Nella piazza si dispongono la
Cattedrale di Santa Maria Maggiore, l'annessa torre campanaria cioè la
famosa
Torre
pendente, il Battistero e il Camposanto
monumentale. La Piazza dei Miracoli ha una delle più straordinarie
concentrazioni di splendore Romanico nel mondo. ed è stata riconosciuta nel 1987 come
Patrimonio dell'umanità Unesco. L'aspetto attuale si deve all'architetto
Alessandro Gherardesca che restaurò i monumenti nel XIX secolo. Come
accennato la Piazza ospita quattro monumenti principali di cui segue una
descrizione.
Già
anticamente la zona della piazza fu un'area di culto sin dall'epoca degli
Etruschi, costituendo il centro religioso cittadino e comprendendo edifici
sorti in un periodo compreso tra l'XI e il XIV sec.
Fu
nel 1063 che Pisa all'apice del suo sviluppo politico
economico e militare e la massima potenza marinara del
Mediterraneo Occidentale, che Piazza dei Miracoli cominciò a
prendere forma. Si trova nella parte nord di Pisa, in una
posizione solo apparentemente decentrata della città. La
Cattedrale di Pisa da una parte racconta la sua storia
attraverso una serie di epigrafi presenti sulla facciata,
una serie di iscrizioni murate che permettono di comprendere
con esattezza le varie vicende che hanno portato alla
costruzione del cuore della piazza, il Duomo, come ad
esempio le vittorie dei Pisani sui Saraceni e di
saccheggio di Palermo che aveva permesso di raccogliere
un grande tesoro più che sufficiente per la costruzione
della cattedrale.
Forse
non è un caso che nel 1063 vengono anche avviati i lavori
per la ricostruzione della
Basilica di San
Marco a
Venezia,
visto che le due "Repubbliche
Marinare" erano in aperta competizione su
tutto e fecero certamente a gara su chi avrebbe realizzato
il luogo culto più bello e importante che esistesse.
Il
monumento senza dubbio più popolare della Piazza, di Pisa, e
forse d'Italia, è il celeberrimo campanile conosciuto in
tutto il mondo come
Torre di Pisa. La sua non voluta pendenza l'ha resa
universalmente inconfondibile tra tutte i campanili del
mondo. I lavori di costruzione della Torre hanno inizio il 9
agosto del 1173 non è chiaro con certezza chi sia stato
l'artefice del progetto per molto tempo non è stato ritenuto
autore Bonanno Pisano studi successivi hanno
attribuito la paternità della struttura al Diotisalvi
già progettista del battistero con cui presenta evidenti
analogie.
L'edificazione della torre ha una
storia travagliata legata indissolubilmente alla sua
pendenza. Le ricerche e gli studi effettuati sul campanile è
sul terreno su cui poggia hanno portato ad un risultato oggi
condiviso all'unanimità: la torre non è mai stata dritta.

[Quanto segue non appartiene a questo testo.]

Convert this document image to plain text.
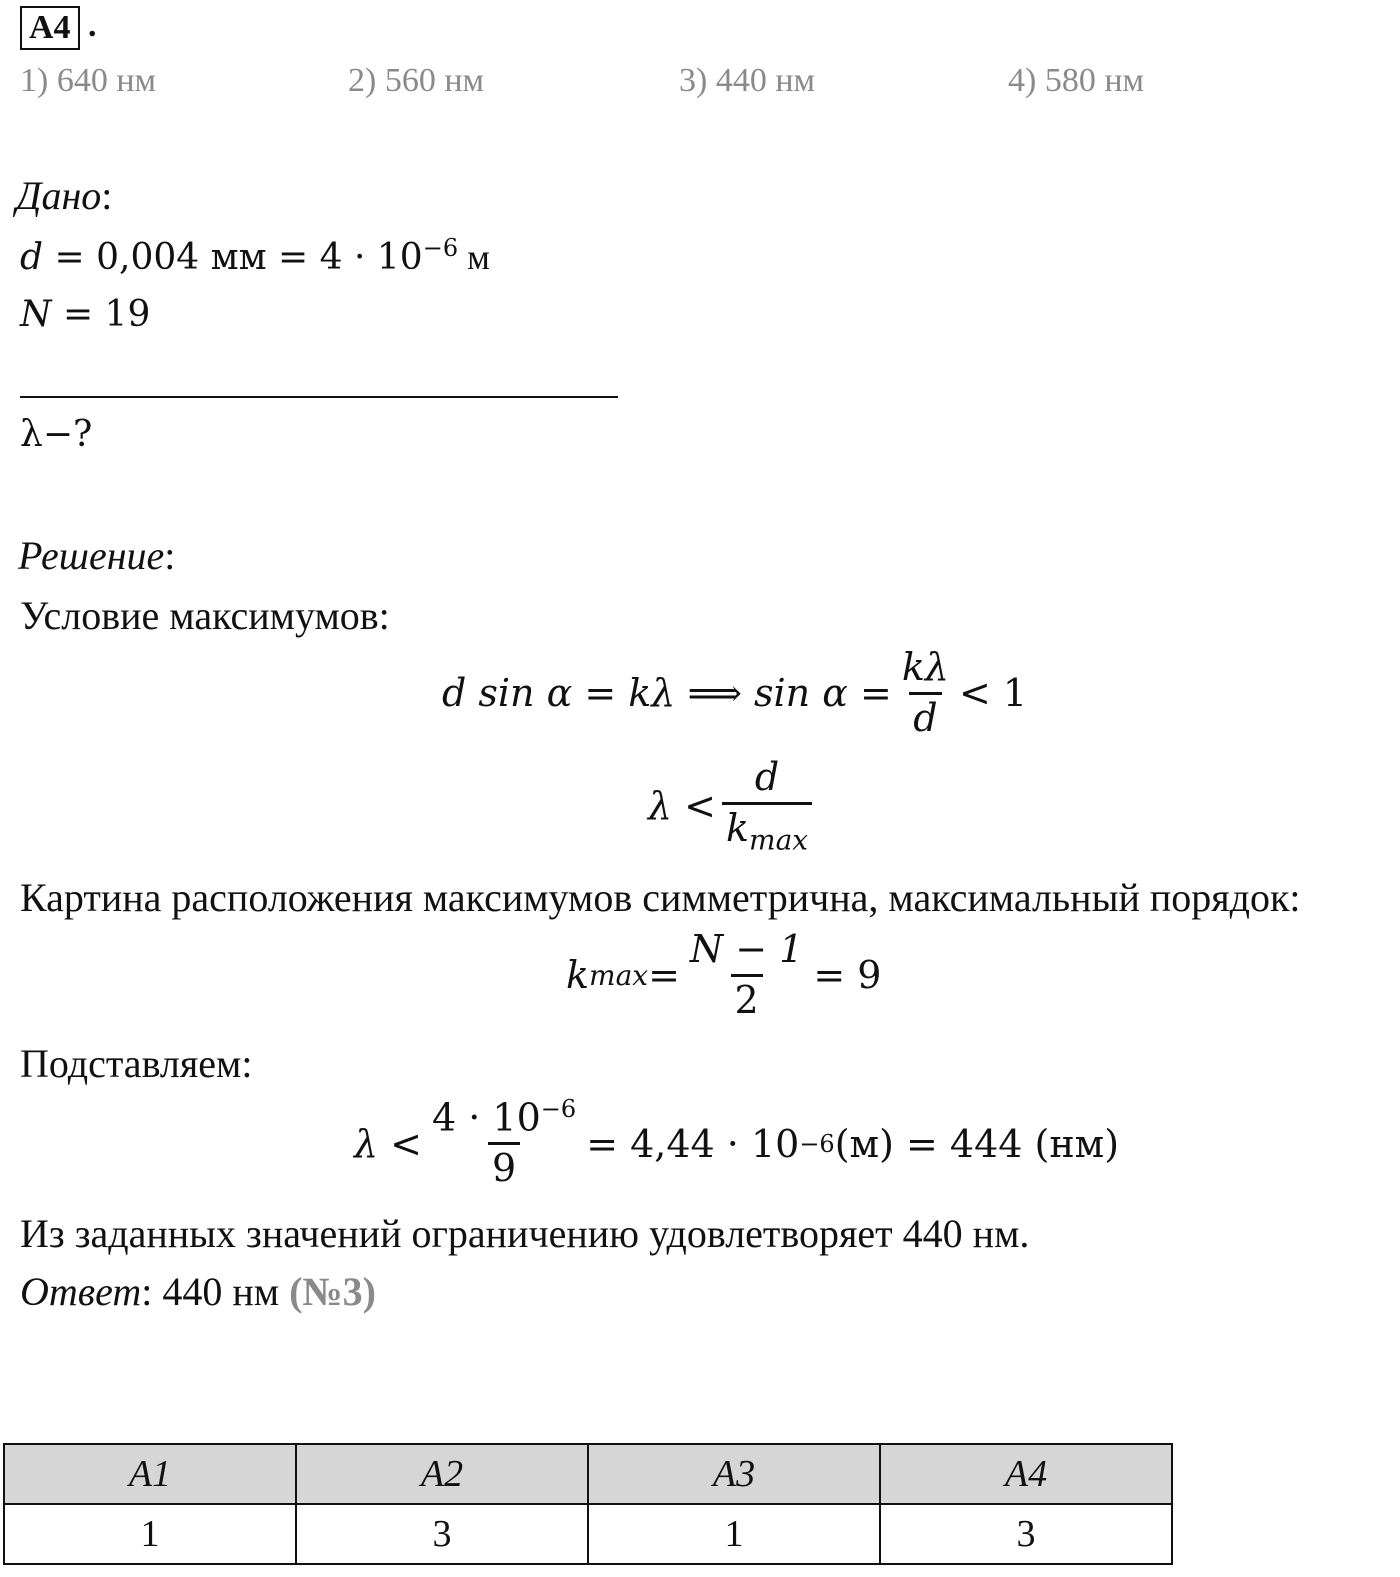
А4 .
1) 640 нм	2) 560 нм	3) 440 нм	4) 580 нм
Дано:
d = 0,004 мм = $4 \cdot 10^{-6}$ м
N = 19
λ−?
Решение:
Условие максимумов:
d sin α = kλ ⟹ $\sin \alpha = \frac{k\lambda}{d} < 1$
$\lambda < \frac{d}{k_{max}}$
Картина расположения максимумов симметрична, максимальный порядок:
k $\max = \frac{N - 1}{2} = 9$
Подставляем:
$\lambda < \frac{4 \cdot 10^{-6}}{9} = 4,44 \cdot 10 -6$ (м) = 444 (нм)
Из заданных значений ограничению удовлетворяет 440 нм.
Ответ: 440 нм (№3)
А1	А2	А3	А4
1	3	1	3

Il Campanile sorge infatti su un
terreno costituito da strati di argilla molle. Il terreno
della Piazza dei Miracoli aveva già causato una leggera
pendenza anche nella cattedrale. Nel campanile però
l'inclinazione si fece estremamente più visibile tanto da
portare alla sospensione dei lavori per quasi un secolo.
Sarà l'architetto Giovanni di Simone che 90 anni dopo
riprenderà i lavori di costruzione della Torre a partire dal
terzo piano cercando di cambiare l'inclinazione del
campanile, senza però riuscirci.
La torre verrà poi completata da
Tommaso Pisano nella metà del Trecento nella forma che
possiamo vedere ancora oggi: un campanile alto 56 m con una
pianta circolare interamente rivestito in marmo bianco; una
struttura che si sviluppa su 6 piani di loggette; la
straordinaria perfezione della scultura che si conclude con
la cella campanaria al settimo anello decorata da piccole
arcate è caratterizzata da sette campane finemente decorate
e fuse in bronzo. L'inclinazione andrà gradualmente ad
aumentare da quel periodo in poi. Nel 1838 e nel1989 si
resero indispensabili importanti lavori di manutenzione che
la misero al sicuro da un concreto rischio di crollo.
Sul
lato opposto della piazza sorge il Battistero fondato
nel agosto del 1152 è ispirato a due luoghi di culto
presenti a Gerusalemme la Moschea della Roccia ed il
Santo Sepolcro. A questo proposito ricordiamo che i
pisani, con la loro flotta soprattutto, ebbero un ruolo molto
importante durante la Prima Crociata. L'architetto
Diotisalvi nel suo progetto originale infatti aveva previsto
appositamente un chiaro richiamo al Santo Sepolcro, come
testimonianza delle relazioni tra Pisa e la Terra Santa.
Il battistero di Pisa è il più grande
presente in Italia per una circonferenza record che supera i
100 metri e con un altezza di ben 54 metri. La sua pianta
circolare è certamente ripresa dal progetto del campanile e
vome di consueto le quattro porte in stile romanico sono
orientate in corrispondenza dei punti cardinali. Le porte
sono decorate con stile classico, un elemento che
caratterizza la scultura Pisana del XII secolo; sono porte
che raffigurano Cristo insieme agli apostoli e ad altri
angeli sovrastatu dalla Madonna col bambino; oppure
raccontano storie come quelle dell'Apocalisse o
dell'annuncio a Zaccaria.
Ma il battistero non è solo
reinterpretazione del gusto classico, ma anche un chiaro
esempio di importanti innesti gotici introdotti da Nicola
Pisano che nella seconda metà del Duecento assunse la
direzione del cantiere. Le novità introdotte dal celebre
artista non si fermano solo all'esterno e all'interno.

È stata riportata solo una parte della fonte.